Sporting Thoughts

By Ben Steele

TIGER WOODS' RECENT triumph at the US Masters to record an unparalleled fourth consecutive major victory, has provoked frenzied discussion among sports fans across the world. Can it be said that Woods has won the Grand Slam, bearing in mind his feat was spread across two seasons? Is he the greatest golfer the world has seen? Indeed, is he the greatest sportsman of all time?

In dealing with the first of these questions, professional golfers themselves seem to be divided over what constitutes the legendary grand slam. Although a largely artificial title - there is, after all, no special prize for any player to hold all four trophies simultaneously - its status has been raised by the fact it has become an elusive honour.

Arnold Palmer has been the most vocal in declaring that all four majors must be won in a calendar year for the grand slam to be claimed. Meanwhile Woods himself states "if you can line up all four trophies on your coffee table, you've got a pretty good claim to the Grand Slam."

To side with the old master over the young maestro, over the years the golf Grand Slam has always been regarded as similar to the tennis Grand Slam with importance attached to its completion in a calendar year.

This is not to take anything away from the 'Tiger Slam' - the most remarkable achievements in all the time I have been watching sport - and one of my most fervent hopes for the sporting summer ahead is that Woods does go on to win the next three majors to end all arguments.

Unsurprisingly, the exploits of Woods lead to comparison with the performances of the great golfing sportsmen of the past. Of course, with 'only' six major championships to his name he is still a distance behind Nicklaus' record of 18, which drives him on so relentlessly, although the statistics of the equivalent stage of Nicklaus' career makes extremely similar reading.

His influence off the course is strikingly similar to the money and new faces that Palmer helped to bring to the game in the late Fifties and early Sixties.
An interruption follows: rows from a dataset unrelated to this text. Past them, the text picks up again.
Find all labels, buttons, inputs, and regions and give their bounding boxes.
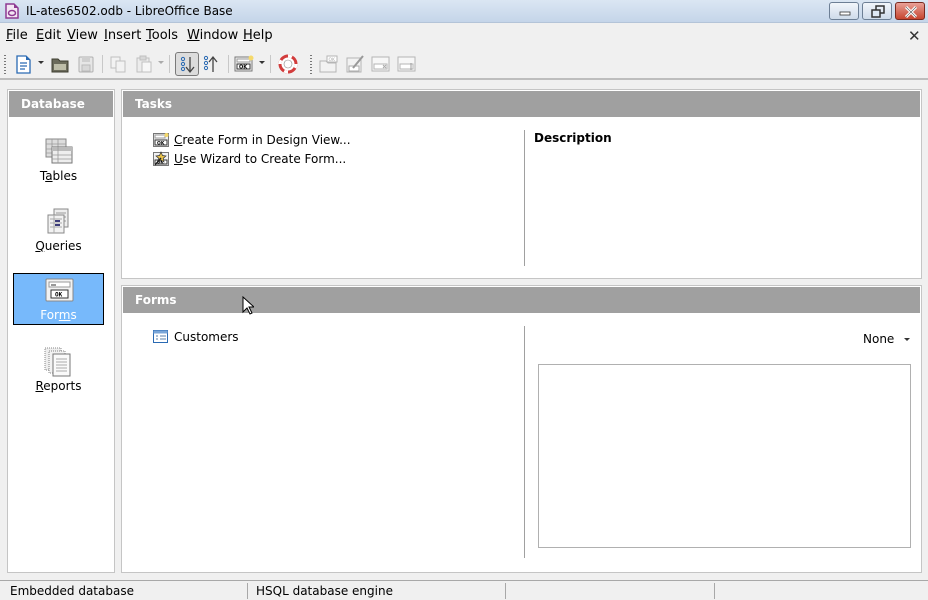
svg-text:OK: OK (239, 65, 248, 71)
form-document-icon (153, 330, 169, 344)
menu-insert-label: nsert (107, 28, 142, 43)
menu-window-label: indow (199, 28, 239, 43)
delete-form-button[interactable] (369, 52, 393, 76)
menu-insert[interactable]: Insert (104, 28, 141, 43)
menu-edit-label: dit (44, 28, 62, 43)
open-form-button[interactable]: OK (317, 52, 341, 76)
save-button[interactable] (74, 52, 98, 76)
forms-panel: Forms Customers None (121, 285, 922, 573)
restore-button[interactable] (862, 2, 892, 20)
sort-descending-button[interactable] (201, 52, 225, 76)
copy-button[interactable] (106, 52, 130, 76)
close-window-button[interactable] (895, 2, 925, 20)
new-document-button[interactable] (11, 52, 35, 76)
help-button[interactable] (276, 52, 300, 76)
menu-view[interactable]: View (67, 28, 98, 43)
status-database-engine: HSQL database engine (256, 584, 393, 598)
menu-window[interactable]: Window (187, 28, 238, 43)
paste-dropdown-icon[interactable] (158, 61, 164, 64)
form-button[interactable]: OK (232, 52, 256, 76)
close-document-icon[interactable]: ✕ (908, 27, 921, 45)
menu-view-mnemonic: V (67, 28, 76, 43)
db-item-queries-label: Queries (35, 239, 82, 253)
form-design-icon: OK (153, 132, 169, 148)
preview-mode-select[interactable]: None (863, 332, 910, 346)
toolbar-separator (228, 55, 229, 73)
sort-ascending-button[interactable] (175, 52, 199, 76)
rename-form-button[interactable] (395, 52, 419, 76)
chevron-down-icon (904, 338, 910, 341)
toolbar-separator (102, 55, 103, 73)
edit-form-button[interactable] (343, 52, 367, 76)
form-item-customers-label: Customers (174, 330, 239, 344)
preview-mode-value: None (863, 332, 895, 346)
db-item-tables[interactable]: Tables (13, 135, 104, 187)
svg-text:OK: OK (157, 140, 165, 146)
menu-tools[interactable]: Tools (146, 28, 178, 43)
menu-file-label: ile (12, 28, 28, 43)
task-create-form-design-view-label: Create Form in Design View... (174, 133, 351, 147)
task-use-wizard-create-form-label: Use Wizard to Create Form... (174, 152, 347, 166)
window-title: IL-ates6502.odb - LibreOffice Base (26, 4, 233, 18)
forms-divider (524, 326, 525, 558)
menu-view-label: iew (75, 28, 98, 43)
reports-icon (44, 347, 74, 377)
status-separator (505, 583, 506, 599)
menu-help[interactable]: Help (243, 28, 273, 43)
libreoffice-base-icon (5, 3, 19, 19)
db-item-reports[interactable]: Reports (13, 345, 104, 397)
status-separator (247, 583, 248, 599)
title-bar: IL-ates6502.odb - LibreOffice Base (0, 0, 928, 23)
toolbar-grip[interactable] (4, 55, 6, 75)
status-database-type: Embedded database (10, 584, 134, 598)
database-panel: Database Tables Queries OK Forms Reports (7, 89, 115, 573)
database-panel-header: Database (9, 91, 113, 117)
svg-text:OK: OK (55, 292, 63, 299)
menu-window-mnemonic: W (187, 28, 200, 43)
tables-icon (44, 137, 74, 167)
open-button[interactable] (48, 52, 72, 76)
toolbar-separator (270, 55, 271, 73)
db-item-reports-label: Reports (35, 379, 82, 393)
db-item-tables-label: Tables (39, 169, 78, 183)
menu-tools-label: ools (151, 28, 179, 43)
status-separator (714, 583, 715, 599)
preview-area (538, 364, 911, 548)
menu-help-mnemonic: H (243, 28, 253, 43)
new-document-dropdown-icon[interactable] (38, 61, 44, 64)
db-item-forms[interactable]: OK Forms (13, 273, 104, 325)
menu-help-label: elp (252, 28, 273, 43)
mouse-cursor-icon (242, 295, 256, 316)
svg-text:OK: OK (329, 57, 337, 63)
standard-toolbar: OK OK (0, 49, 928, 80)
db-item-forms-label: Forms (40, 308, 77, 322)
form-dropdown-icon[interactable] (259, 61, 265, 64)
paste-button[interactable] (132, 52, 156, 76)
queries-icon (44, 207, 74, 237)
tasks-divider (524, 130, 525, 266)
status-bar: Embedded database HSQL database engine (0, 580, 928, 600)
minimize-button[interactable] (829, 2, 859, 20)
menu-edit-mnemonic: E (36, 28, 45, 43)
menu-bar: File Edit View Insert Tools Window Help … (0, 24, 928, 48)
forms-icon: OK (45, 276, 75, 306)
tasks-panel-header: Tasks (123, 91, 920, 117)
toolbar-grip[interactable] (310, 55, 312, 75)
menu-file[interactable]: File (6, 28, 28, 43)
description-title: Description (534, 131, 612, 145)
tasks-panel: Tasks OK Create Form in Design View... O… (121, 89, 922, 279)
form-wizard-icon: OK (153, 151, 169, 167)
toolbar-separator (169, 55, 170, 73)
menu-edit[interactable]: Edit (36, 28, 61, 43)
db-item-queries[interactable]: Queries (13, 205, 104, 257)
There is no doubt he has the all-round game to become the greatest not simply in terms of statistics of tournements won, but also in popular opinion.

His consistently brilliant driving, iron play and recovery shots allied to an incredible ability, possessed seemingly only by the great, to hole vital putts at the right time, give him a psychological hold over his opponents that is rarely broken.

My advice to you is to sit back for the next decade or so and watch a sporting phenomenon at work, by the end of which time there could be another name to put alongside Muhammed Ali when considering not only impact on the sporting world, but on society as a whole.